Day Hiking Acadia National Park, Maine
Ages: All (depending on hike)
Acadia seems designed for hiking with kids: Numerous trails deliver constant views many of the best hikes are relatively short; and the steep, rocky terrain often requires exciting scrambling. The 1.3-mile hump up and back down The Beehive involves an exposed ascent of a cliff via ledges and iron rungs drilled into the rock. The easy, 1.6-mile walk to Great Head leads to the top of cliffs rising straight out of a pounding sea. The relatively flat and popular 3.6-mile Ocean Path follows the rocky shore from Sand Beach to Otter Point, passing by Thunder Hole, where waves crashing into a pocket in granite create an explosive popping noise, and over Otter Cliffs, the tallest sea cliffs on Mount Desert Island. The 4.2-mile loop over the rocky domes called North and South Bubble climbs just a few hundred feet to reach postcard-like views of Jordan Pond tucked between surrounding hills. Families gunning for a more serious challenge—and views stretching from Frenchman Bay to the hills and ponds of Acadia—can take a 13.5-mile, east-west traverse of the park’s six major peaks, linking trails (and crossing some roads) from the Bear Brook Trailhead on Champlain Mountain to the parking lot north of Upper Hadlock Pond on ME 198. Blackwoods Campground is across the street from the trailhead to Cadillac Mountain, the park’s highest, and has great access to carriage trails.
Plan your trip: http:///www.nps.gov/acad.

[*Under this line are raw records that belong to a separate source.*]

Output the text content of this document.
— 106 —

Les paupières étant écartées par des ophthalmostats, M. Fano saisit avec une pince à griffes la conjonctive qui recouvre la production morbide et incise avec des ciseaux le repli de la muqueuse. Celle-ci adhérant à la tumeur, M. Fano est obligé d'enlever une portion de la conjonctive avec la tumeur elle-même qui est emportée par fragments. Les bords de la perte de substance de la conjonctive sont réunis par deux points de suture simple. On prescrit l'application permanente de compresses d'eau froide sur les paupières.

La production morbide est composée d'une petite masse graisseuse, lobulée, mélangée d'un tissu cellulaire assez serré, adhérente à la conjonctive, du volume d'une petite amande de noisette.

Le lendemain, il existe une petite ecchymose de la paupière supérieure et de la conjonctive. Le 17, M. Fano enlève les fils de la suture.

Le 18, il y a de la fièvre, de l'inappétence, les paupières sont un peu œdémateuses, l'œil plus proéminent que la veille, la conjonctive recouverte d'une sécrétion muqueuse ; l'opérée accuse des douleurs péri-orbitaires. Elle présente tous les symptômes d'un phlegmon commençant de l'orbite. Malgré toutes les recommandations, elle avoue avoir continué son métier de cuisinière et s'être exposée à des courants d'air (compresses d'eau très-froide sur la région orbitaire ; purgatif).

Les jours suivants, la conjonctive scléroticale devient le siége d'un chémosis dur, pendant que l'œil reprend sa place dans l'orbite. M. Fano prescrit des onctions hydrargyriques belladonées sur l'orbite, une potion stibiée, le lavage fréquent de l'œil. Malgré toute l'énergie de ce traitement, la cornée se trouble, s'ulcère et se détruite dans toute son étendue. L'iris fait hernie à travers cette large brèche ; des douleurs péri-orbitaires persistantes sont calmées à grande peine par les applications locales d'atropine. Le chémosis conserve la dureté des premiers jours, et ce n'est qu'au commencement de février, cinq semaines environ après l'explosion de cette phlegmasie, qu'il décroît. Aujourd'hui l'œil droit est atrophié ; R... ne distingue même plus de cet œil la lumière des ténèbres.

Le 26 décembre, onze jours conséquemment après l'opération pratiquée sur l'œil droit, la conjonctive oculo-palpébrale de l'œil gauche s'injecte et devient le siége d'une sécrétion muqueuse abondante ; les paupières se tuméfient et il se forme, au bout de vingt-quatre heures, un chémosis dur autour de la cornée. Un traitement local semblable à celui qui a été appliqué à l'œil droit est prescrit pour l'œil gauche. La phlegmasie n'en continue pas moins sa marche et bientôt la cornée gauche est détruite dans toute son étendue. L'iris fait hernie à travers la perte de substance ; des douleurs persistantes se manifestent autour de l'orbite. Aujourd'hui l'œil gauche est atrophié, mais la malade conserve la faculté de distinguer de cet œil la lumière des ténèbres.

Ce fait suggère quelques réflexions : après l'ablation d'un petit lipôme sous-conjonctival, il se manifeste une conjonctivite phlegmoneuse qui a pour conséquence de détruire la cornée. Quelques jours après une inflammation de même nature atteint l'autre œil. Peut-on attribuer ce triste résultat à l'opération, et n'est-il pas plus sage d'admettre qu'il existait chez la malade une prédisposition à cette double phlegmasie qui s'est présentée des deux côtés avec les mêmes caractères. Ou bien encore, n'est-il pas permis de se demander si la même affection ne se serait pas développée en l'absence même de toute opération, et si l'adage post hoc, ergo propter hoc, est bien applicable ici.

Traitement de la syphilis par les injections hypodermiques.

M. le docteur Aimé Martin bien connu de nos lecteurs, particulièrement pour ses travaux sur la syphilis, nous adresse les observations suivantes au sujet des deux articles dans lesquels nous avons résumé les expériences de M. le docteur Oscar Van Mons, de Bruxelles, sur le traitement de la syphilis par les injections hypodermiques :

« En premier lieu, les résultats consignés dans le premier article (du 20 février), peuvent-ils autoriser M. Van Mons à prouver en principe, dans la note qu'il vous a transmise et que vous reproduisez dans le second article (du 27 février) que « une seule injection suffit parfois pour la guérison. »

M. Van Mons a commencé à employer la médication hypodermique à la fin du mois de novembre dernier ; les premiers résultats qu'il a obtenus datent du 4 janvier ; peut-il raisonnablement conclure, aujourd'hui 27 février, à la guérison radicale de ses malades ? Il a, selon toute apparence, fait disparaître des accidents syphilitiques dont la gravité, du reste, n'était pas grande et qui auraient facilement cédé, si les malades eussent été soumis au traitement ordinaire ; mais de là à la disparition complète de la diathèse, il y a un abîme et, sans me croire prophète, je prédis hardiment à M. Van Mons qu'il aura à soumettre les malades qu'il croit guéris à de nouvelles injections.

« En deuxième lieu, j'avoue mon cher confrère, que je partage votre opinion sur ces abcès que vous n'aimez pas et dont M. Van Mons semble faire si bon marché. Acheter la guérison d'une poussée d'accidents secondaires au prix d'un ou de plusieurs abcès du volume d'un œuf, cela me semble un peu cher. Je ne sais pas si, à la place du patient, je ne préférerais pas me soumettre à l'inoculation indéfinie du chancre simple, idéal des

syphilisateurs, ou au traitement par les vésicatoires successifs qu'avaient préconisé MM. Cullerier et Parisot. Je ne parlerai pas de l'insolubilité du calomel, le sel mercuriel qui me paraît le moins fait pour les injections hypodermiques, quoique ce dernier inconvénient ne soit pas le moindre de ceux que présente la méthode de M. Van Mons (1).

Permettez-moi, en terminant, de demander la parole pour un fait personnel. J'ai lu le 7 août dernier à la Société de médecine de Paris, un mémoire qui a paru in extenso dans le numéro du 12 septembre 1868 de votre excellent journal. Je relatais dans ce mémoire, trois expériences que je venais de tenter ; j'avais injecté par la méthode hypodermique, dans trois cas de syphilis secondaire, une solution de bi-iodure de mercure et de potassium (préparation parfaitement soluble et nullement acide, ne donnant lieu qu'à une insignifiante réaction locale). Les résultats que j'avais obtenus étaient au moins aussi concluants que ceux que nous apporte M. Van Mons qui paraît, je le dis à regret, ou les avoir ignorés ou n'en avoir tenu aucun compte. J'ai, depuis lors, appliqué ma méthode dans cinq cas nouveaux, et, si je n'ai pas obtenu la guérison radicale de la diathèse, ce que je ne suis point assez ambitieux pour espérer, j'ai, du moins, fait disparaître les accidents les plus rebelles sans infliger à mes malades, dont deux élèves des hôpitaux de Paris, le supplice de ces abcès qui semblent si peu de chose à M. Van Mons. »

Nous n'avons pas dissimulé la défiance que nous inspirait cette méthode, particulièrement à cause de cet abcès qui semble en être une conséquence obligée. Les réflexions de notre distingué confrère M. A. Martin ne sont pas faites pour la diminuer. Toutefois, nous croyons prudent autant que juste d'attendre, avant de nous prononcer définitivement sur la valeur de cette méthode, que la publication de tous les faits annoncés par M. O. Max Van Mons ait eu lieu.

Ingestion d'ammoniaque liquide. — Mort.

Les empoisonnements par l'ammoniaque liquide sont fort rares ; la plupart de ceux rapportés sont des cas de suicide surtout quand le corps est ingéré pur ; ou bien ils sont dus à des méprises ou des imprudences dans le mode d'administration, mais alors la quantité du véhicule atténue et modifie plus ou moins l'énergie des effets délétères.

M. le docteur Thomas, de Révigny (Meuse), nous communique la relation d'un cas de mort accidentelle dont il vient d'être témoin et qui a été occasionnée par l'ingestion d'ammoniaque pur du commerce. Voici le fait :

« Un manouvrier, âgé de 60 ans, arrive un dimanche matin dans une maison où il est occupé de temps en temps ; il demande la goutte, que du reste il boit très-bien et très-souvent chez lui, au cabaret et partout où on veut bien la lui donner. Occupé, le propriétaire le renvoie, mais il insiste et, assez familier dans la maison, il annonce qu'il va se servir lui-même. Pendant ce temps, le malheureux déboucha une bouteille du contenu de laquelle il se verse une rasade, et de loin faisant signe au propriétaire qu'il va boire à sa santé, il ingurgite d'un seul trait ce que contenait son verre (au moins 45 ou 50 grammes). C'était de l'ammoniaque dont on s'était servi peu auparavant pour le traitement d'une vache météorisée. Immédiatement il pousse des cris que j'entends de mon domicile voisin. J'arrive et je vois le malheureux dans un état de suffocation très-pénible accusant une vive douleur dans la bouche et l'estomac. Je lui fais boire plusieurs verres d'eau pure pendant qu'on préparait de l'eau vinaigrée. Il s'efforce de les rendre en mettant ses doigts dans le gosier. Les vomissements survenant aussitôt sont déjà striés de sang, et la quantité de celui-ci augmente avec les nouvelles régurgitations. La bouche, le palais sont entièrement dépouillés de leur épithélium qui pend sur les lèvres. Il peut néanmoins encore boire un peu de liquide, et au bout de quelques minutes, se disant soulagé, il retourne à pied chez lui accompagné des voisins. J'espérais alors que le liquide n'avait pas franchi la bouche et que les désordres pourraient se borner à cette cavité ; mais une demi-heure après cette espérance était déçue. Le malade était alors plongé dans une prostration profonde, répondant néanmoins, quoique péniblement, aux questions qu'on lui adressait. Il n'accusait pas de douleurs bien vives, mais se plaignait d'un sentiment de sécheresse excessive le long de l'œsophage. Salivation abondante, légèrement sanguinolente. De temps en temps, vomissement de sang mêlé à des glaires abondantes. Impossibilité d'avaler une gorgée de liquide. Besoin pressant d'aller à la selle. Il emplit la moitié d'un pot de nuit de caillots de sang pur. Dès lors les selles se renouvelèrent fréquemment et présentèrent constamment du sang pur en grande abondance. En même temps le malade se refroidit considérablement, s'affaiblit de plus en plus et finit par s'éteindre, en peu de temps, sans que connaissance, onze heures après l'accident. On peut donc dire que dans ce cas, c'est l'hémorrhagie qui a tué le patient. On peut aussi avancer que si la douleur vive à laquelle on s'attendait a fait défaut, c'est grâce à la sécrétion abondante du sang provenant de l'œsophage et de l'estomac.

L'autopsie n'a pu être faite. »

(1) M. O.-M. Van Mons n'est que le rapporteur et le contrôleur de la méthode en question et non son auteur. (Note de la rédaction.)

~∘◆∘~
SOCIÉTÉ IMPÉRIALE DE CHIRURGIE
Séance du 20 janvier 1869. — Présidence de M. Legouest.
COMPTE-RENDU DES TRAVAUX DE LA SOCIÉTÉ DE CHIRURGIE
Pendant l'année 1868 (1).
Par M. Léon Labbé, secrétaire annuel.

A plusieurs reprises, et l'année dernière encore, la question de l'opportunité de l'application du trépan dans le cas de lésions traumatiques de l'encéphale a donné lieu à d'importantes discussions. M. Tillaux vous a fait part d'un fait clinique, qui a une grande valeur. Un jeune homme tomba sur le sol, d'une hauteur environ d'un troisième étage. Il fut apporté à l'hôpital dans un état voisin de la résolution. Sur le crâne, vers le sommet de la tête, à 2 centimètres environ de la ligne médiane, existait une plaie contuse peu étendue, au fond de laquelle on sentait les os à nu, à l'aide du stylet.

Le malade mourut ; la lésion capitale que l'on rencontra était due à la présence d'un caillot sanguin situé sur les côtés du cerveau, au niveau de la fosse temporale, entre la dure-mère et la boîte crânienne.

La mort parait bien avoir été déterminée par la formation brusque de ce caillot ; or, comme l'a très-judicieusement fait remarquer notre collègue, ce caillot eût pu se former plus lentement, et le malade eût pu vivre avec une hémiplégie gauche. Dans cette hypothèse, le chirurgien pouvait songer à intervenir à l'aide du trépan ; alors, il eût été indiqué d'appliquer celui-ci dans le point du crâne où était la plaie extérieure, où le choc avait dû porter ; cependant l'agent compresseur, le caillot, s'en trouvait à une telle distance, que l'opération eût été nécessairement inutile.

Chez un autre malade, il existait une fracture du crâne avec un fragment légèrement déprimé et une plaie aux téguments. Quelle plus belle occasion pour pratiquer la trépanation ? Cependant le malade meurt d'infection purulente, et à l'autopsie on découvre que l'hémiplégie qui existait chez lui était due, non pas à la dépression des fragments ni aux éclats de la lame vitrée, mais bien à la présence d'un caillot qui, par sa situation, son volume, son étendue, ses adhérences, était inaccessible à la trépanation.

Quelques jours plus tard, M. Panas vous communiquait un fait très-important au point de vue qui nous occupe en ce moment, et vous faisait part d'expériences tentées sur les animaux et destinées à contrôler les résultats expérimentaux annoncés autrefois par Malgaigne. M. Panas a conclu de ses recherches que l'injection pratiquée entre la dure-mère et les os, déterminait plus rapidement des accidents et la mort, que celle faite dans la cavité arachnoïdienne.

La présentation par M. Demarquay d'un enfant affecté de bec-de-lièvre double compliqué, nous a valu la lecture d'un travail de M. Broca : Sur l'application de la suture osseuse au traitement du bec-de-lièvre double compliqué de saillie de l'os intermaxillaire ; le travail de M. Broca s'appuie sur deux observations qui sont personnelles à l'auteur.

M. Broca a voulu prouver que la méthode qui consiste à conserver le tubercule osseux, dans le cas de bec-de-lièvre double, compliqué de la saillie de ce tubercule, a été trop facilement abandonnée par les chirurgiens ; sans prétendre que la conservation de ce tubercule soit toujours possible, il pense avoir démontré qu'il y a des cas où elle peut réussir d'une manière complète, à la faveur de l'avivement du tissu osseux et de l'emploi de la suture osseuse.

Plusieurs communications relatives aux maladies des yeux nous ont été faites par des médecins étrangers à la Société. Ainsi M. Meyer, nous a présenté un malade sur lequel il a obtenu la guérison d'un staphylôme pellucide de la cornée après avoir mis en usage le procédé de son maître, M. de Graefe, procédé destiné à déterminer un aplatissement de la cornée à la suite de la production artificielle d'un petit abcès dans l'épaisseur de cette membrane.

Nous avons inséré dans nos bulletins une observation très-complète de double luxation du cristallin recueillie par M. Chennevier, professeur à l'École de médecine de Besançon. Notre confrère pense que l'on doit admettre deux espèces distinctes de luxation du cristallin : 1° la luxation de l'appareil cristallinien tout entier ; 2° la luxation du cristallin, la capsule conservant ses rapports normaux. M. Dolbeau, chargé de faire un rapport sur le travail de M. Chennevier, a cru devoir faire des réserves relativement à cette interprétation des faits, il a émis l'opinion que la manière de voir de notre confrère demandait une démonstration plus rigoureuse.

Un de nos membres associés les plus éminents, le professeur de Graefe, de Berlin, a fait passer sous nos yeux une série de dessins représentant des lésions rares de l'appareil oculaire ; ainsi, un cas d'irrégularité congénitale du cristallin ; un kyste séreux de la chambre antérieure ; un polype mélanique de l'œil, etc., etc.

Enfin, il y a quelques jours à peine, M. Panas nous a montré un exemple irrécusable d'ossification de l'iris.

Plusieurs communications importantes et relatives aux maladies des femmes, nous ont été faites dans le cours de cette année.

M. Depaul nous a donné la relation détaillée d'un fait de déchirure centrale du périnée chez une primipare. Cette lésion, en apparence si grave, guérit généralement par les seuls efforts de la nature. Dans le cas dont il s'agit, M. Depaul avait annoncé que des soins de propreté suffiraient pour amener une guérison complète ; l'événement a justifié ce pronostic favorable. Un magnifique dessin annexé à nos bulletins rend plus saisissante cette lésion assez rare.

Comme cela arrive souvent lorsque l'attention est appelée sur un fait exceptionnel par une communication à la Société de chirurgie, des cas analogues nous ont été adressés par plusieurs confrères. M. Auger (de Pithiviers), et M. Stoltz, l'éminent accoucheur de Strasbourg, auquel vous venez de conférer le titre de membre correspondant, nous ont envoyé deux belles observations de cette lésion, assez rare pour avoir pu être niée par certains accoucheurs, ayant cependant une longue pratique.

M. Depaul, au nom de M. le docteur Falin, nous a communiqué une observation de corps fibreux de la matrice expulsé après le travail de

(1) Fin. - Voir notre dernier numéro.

Exploring Ancient Ruins in Mesa Verde National Park, Colorado
Before having kids, I never visited Mesa Verde. The park, in the southwestern corner of Colorado, is known for its 600 cliff dwellings and 5,000 archeological sites dating back nearly 1,500 years—but long hiking trails or climbing routes were my focus back then. My wife and I finally went with our kids when our son was three and our daughter was one, and we were amazed by the 150-room Cliff Palace and other dwellings on this windswept mesa. Pitch your tent at Morefield Campground, four miles inside the park, and take the kids on the guided tours of Spruce Tree House (a half-mile) and Cliff Palace (a quarter-mile)—the latter featuring my son’s favorite moment: climbing a series of wooden ladders up a 100-foot cliff face.